I spent the afternoon working on our year-end report. There are so many “paperwork” type projects vying for my attention right now… from this annual report on our work and ministry, to a backlog of expense reports so we can be ready to file our taxes in a couple of months, to our New Year’s mailout, to our quarterly newsletter. And I would much rather be doing other things like blogging or organizing my kids’ books or setting up my craft room. So maybe if I can get some of these big projects knocked out this week, I can take the time to do something I enjoy later.

For now, I’m off to try and get some sleep!

The Week Ahead

Well, at 20 minutes to midnight, I suppose I had better get in my writing practice for today. I am waiting for one last load of laundry to finish so I can send my husband back to the jungle tomorrow with clean clothes. Meanwhile, I am doing constructive things on the computer like designing our New Year’s card, while Rusty is watching Tim Hawkins videos on Youtube.
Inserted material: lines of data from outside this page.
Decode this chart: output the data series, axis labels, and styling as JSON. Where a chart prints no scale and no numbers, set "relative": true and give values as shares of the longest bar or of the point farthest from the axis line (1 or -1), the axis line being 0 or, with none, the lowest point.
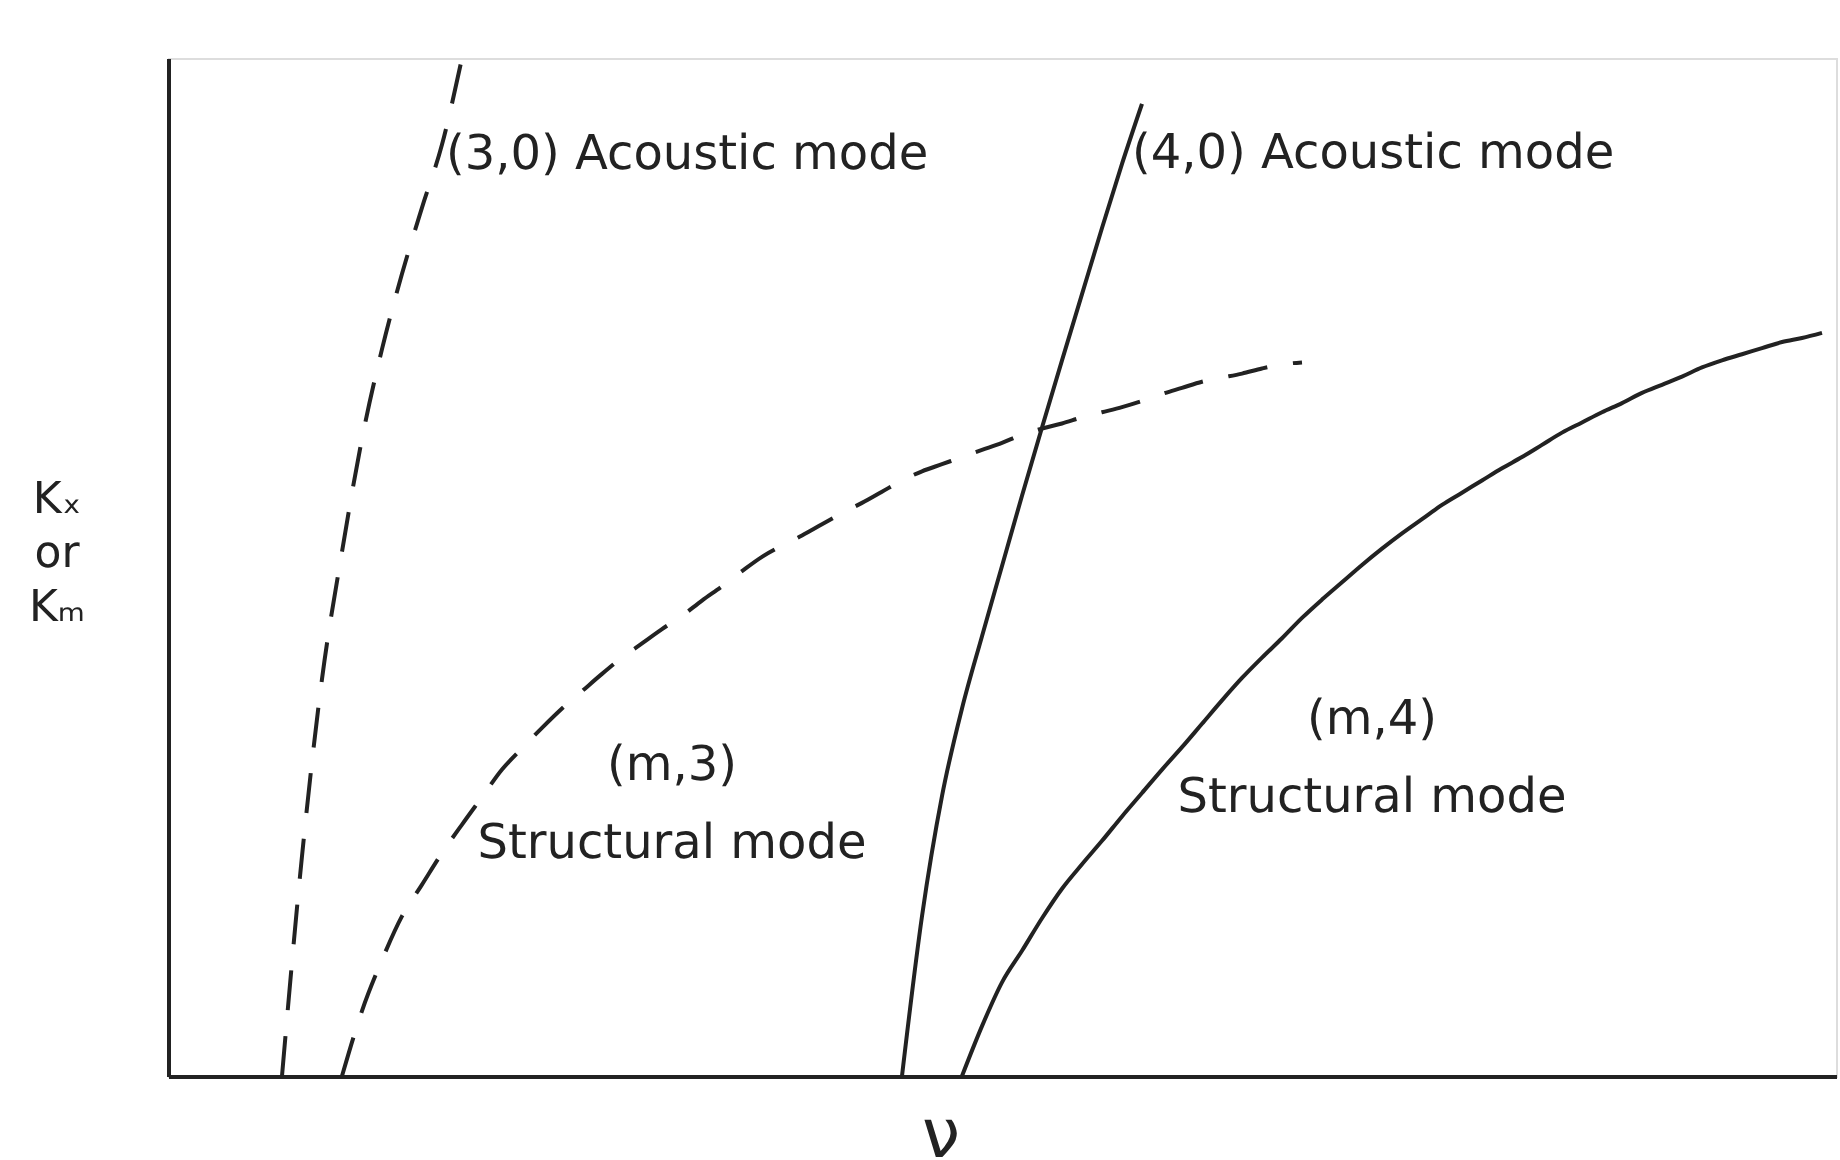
{
  "chart_data": {
    "type": "line",
    "relative": true,
    "tick_labels": false,
    "xlabel": "ν",
    "ylabel": "Kₓ or Kₘ",
    "categories": [
      null,
      null,
      null,
      null,
      null,
      null,
      null,
      null,
      null,
      null,
      null,
      null,
      null,
      null,
      null,
      null,
      null,
      null,
      null,
      null,
      null,
      null,
      null,
      null,
      null,
      null,
      null,
      null,
      null,
      null,
      null,
      null,
      null,
      null,
      null,
      null,
      null,
      null,
      null,
      null,
      null,
      null,
      null,
      null,
      null,
      null,
      null,
      null,
      null,
      null,
      null,
      null,
      null,
      null,
      null,
      null,
      null,
      null,
      null,
      null,
      null,
      null,
      null,
      null,
      null,
      null,
      null,
      null,
      null,
      null,
      null,
      null,
      null,
      null,
      null,
      null,
      null,
      null,
      null,
      null,
      null,
      null,
      null
    ],
    "series": [
      {
        "name": "(3,0) Acoustic mode",
        "color": "#222222",
        "line_style": "dashed",
        "values": [
          null,
          null,
          null,
          null,
          null,
          0,
          0.216,
          0.39,
          0.515,
          0.626,
          0.714,
          0.788,
          0.853,
          0.915,
          1,
          null,
          null,
          null,
          null,
          null,
          null,
          null,
          null,
          null,
          null,
          null,
          null,
          null,
          null,
          null,
          null,
          null,
          null,
          null,
          null,
          null,
          null,
          null,
          null,
          null,
          null,
          null,
          null,
          null,
          null,
          null,
          null,
          null,
          null,
          null,
          null,
          null,
          null,
          null,
          null,
          null,
          null,
          null,
          null,
          null,
          null,
          null,
          null,
          null,
          null,
          null,
          null,
          null,
          null,
          null,
          null,
          null,
          null,
          null,
          null,
          null,
          null,
          null,
          null,
          null,
          null,
          null,
          null
        ]
      },
      {
        "name": "(m,3)\nStructural mode",
        "color": "#222222",
        "line_style": "dashed",
        "values": [
          null,
          null,
          null,
          null,
          null,
          null,
          null,
          null,
          0,
          0.064,
          0.114,
          0.157,
          0.188,
          0.219,
          0.247,
          0.274,
          0.301,
          0.322,
          0.342,
          0.361,
          0.378,
          0.395,
          0.411,
          0.425,
          0.439,
          0.452,
          0.467,
          0.481,
          0.496,
          0.51,
          0.521,
          0.531,
          0.542,
          0.553,
          0.563,
          0.574,
          0.585,
          0.594,
          0.601,
          0.608,
          0.615,
          0.622,
          0.63,
          0.636,
          0.641,
          0.647,
          0.652,
          0.657,
          0.663,
          0.67,
          0.676,
          0.682,
          0.686,
          0.69,
          0.695,
          0.699,
          0.701,
          null,
          null,
          null,
          null,
          null,
          null,
          null,
          null,
          null,
          null,
          null,
          null,
          null,
          null,
          null,
          null,
          null,
          null,
          null,
          null,
          null,
          null,
          null,
          null,
          null,
          null
        ]
      },
      {
        "name": "(4,0) Acoustic mode",
        "color": "#222222",
        "line_style": "solid",
        "values": [
          null,
          null,
          null,
          null,
          null,
          null,
          null,
          null,
          null,
          null,
          null,
          null,
          null,
          null,
          null,
          null,
          null,
          null,
          null,
          null,
          null,
          null,
          null,
          null,
          null,
          null,
          null,
          null,
          null,
          null,
          null,
          null,
          null,
          null,
          null,
          null,
          0,
          0.157,
          0.275,
          0.361,
          0.432,
          0.501,
          0.57,
          0.637,
          0.703,
          0.768,
          0.833,
          0.896,
          0.955,
          null,
          null,
          null,
          null,
          null,
          null,
          null,
          null,
          null,
          null,
          null,
          null,
          null,
          null,
          null,
          null,
          null,
          null,
          null,
          null,
          null,
          null,
          null,
          null,
          null,
          null,
          null,
          null,
          null,
          null,
          null,
          null,
          null,
          null
        ]
      },
      {
        "name": "(m,4)\nStructural mode",
        "color": "#222222",
        "line_style": "solid",
        "values": [
          null,
          null,
          null,
          null,
          null,
          null,
          null,
          null,
          null,
          null,
          null,
          null,
          null,
          null,
          null,
          null,
          null,
          null,
          null,
          null,
          null,
          null,
          null,
          null,
          null,
          null,
          null,
          null,
          null,
          null,
          null,
          null,
          null,
          null,
          null,
          null,
          null,
          null,
          null,
          0,
          0.049,
          0.092,
          0.123,
          0.155,
          0.184,
          0.208,
          0.231,
          0.255,
          0.278,
          0.301,
          0.323,
          0.346,
          0.369,
          0.391,
          0.411,
          0.43,
          0.45,
          0.468,
          0.485,
          0.502,
          0.518,
          0.533,
          0.547,
          0.561,
          0.573,
          0.585,
          0.597,
          0.608,
          0.62,
          0.632,
          0.642,
          0.652,
          0.661,
          0.671,
          0.679,
          0.687,
          0.696,
          0.703,
          0.709,
          0.715,
          0.721,
          0.725,
          0.73
        ]
      }
    ]
  }
}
Rusty will be gone a week this time, from Sunday through Saturday, with the last of the three construction groups that have been working on the new meeting hall at Kumanii. Then, we get to enjoy having him home for an entire week (woot!) before he heads back out for the February medical campaign. I have just been trying to take it one day, one trip at a time. Somehow, we will make it through. It isn’t easy on any of us to have him away from home so much, but we manage. Grace for the moment, that’s my mantra right now.

I have some projects I am hoping to work on this week while Rusty is gone. Some fun, some not so fun, but at least it will keep me busy in the evenings after the kids are in bed. Maybe I’ll also have time for a Harry Potter marathon!